I think that's the most stunning difference--we are never without our phones. Back then, we actually used to leave the house for an entire day without a phone or any way for somebody to contact us--and we didn't think twice about it. If something came up, you'd just swing into the gas station and use the payphone. All of us knew twenty or thirty phone numbers by heart because our phones didn't remember them. These days, I sometimes have to stop and think when I'm asked my own phone number. And back then, an instant message was something that was passed to you during study hall folded up in the shape of a little football.
|Before he jumped the shark . . .|
And he'd be willing to trade the 1,500 songs he proudly brags about on his iPhone for the eight or ten he'd get from a fuzzy cassette tape on his Sony Walkman? And then spend thirty years listening to music he already knew, and watching television he'd already seen?
Just think how frustrated you'd be going back and doing it all again. And think about what else that means. You don't marry that first husband or wife (and maybe even the second one) because of what you know now and didn't know then.

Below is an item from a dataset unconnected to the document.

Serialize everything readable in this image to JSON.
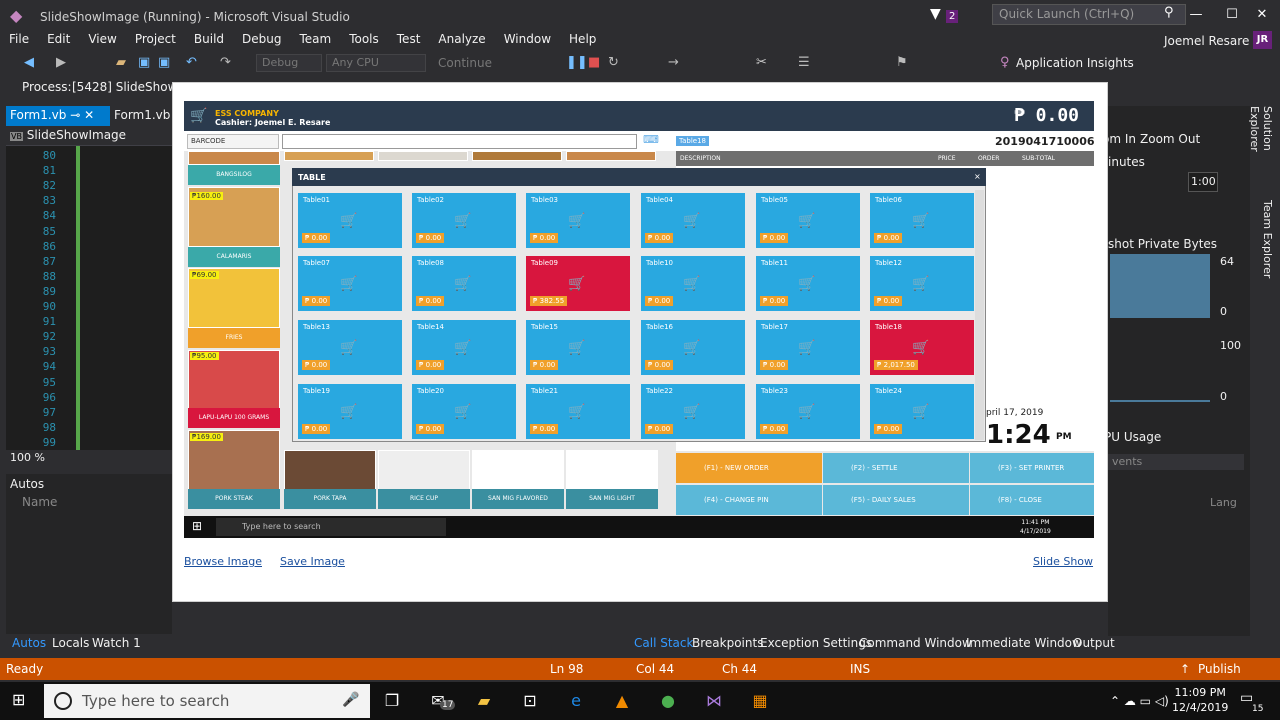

You could never fall in love with them again--you'd be made about things they haven't even done yet. That means you don't have your son or daughter that you're rather fond of. You could avoid all those mistakes that made you who you are today, but what would you be giving up?
|How I misspent my youth . . .|
There are a few things I miss from the 80s. There are a few people I'd like to see again that are no longer with us. I miss the music. There are a few musicians and bands I like today, but for the most part I think it's mostly garbage. There was so much more variety back then. I definitely miss MTV and music videos. And I miss the optimism from that era--anything was possible with enough hard work and determination. We seem to have lost that whole idea these days.
You know, all things being said, I'm pretty happy where I'm at. I think my wife is, too. I asked her the other day if she'd go back to high school and do it all again. She said, "I don't have that kind of time or energy to spend on my hair."